8. It is true that the budget shows that the county plans to expend the whole amount raised for general county purposes; and if the county carries out its plans it will he impossible to hold the special election without exceeding the $5,000 indebtedness limitation. In other words, if the county is permitted to do what it has planned to do it will pay out all the tax money for the items mentioned in the budget and there will be no money available to pay the cost of the election. The legislature, however, by the enactment of Chapter 422, Laws 1917, has in effect said to Curry County:

“If your plans require all your money, then you must change your plans; and, instead of using all your money as you have planned, you must set aside a sufficient sum to pay for the special election and only the balance remaining is available for your plans”: *482Miller v. Henry, 62 Or. 4, 7 (124 Pac. 197, 41 L. R. A. (N. S.) 97.),

Some of the items appearing in the budget are for voluntary purposes while the others are for involuntary obligations; and most of the involuntary obligations were originally imposed by the legislature. The legislative authority which imposed most of the involuntary obligations included in the budget, also created the duty of holding the special election; and the duty lately created is not necessarily of a lower rank than the obligations previously imposed. If there is not enough money to pay for both the voluntary and involuntary items, the latter will of course take precedence over the former; and if perchance because of a lack of funds the county cannot perform all the obligations imposed upon it without exceeding the debt limitation, nevertheless the necessity of obeying the Constitution is paramount and controlling.

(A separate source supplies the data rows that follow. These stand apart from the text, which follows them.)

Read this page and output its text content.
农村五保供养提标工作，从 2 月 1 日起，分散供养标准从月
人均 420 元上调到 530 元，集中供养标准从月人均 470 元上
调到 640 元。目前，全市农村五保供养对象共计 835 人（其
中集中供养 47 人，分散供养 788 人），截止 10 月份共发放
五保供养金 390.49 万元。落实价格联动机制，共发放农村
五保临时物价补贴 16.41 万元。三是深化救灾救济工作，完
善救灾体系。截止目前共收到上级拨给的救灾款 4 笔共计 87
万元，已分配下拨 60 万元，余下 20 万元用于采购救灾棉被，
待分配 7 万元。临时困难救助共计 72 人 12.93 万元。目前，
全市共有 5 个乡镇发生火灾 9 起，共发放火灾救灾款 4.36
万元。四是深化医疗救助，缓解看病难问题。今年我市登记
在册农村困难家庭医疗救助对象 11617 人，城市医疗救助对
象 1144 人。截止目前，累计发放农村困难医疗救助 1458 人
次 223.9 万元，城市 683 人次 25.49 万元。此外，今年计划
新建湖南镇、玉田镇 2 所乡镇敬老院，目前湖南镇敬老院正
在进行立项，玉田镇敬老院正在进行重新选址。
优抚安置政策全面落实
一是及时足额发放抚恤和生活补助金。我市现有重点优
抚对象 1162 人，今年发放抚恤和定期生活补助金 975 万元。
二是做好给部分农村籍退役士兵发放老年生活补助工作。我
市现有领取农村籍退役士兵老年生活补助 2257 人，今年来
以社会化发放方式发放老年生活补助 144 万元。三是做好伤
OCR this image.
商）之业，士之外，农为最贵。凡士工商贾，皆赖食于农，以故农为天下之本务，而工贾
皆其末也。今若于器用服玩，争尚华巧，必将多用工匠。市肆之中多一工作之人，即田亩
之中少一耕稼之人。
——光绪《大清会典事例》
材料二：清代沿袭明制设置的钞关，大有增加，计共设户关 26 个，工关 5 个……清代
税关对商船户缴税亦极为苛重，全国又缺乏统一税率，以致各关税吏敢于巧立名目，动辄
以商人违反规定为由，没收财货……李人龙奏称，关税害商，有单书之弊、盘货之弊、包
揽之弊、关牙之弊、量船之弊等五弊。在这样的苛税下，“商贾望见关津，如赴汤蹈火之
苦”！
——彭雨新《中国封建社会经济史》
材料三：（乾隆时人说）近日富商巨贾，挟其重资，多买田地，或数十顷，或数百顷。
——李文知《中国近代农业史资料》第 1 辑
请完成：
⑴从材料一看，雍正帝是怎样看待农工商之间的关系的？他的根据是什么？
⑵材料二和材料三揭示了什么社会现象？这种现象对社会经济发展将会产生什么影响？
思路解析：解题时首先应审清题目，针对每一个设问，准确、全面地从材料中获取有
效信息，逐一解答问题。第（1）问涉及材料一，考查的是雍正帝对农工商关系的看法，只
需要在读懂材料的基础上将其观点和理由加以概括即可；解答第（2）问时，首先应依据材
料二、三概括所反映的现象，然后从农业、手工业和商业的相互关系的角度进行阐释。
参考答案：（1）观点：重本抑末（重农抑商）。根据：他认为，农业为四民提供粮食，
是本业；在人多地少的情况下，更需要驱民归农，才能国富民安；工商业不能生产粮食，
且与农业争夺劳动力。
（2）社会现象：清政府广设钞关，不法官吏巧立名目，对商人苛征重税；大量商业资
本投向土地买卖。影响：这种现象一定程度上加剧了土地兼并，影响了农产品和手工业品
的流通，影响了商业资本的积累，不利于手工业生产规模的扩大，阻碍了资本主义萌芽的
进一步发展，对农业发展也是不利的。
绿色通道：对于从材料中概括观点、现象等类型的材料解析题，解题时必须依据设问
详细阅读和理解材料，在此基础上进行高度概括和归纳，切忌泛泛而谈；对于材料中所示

However, it is not probable that the expenditure of $1,200 for the special election will be followed by the direful consequences suggested by the answer. The pleadings do not mention and no account has been taken of the revenues coming to the county from sources other than taxes. The fees paid to the various county officers for the county during the year undoubtedly aggregate a considerable sum and probably are more than enough to pay for holding the special election. If the income from fees and other sources aside from taxes, is sufficient to pay for the election then all the general county taxes will be available for the purposes mentioned in the budget and the county will be able to carry out its plans without exceeding the indebtedness limitation. The answer fails to show that the Constitution will be violated if the election is *483held; and therefore the demurrer to the answer was properly sustained and the petitioner was entitled to a peremptory writ commanding the defendants to prepare for the election. Peremptory Writ Issued.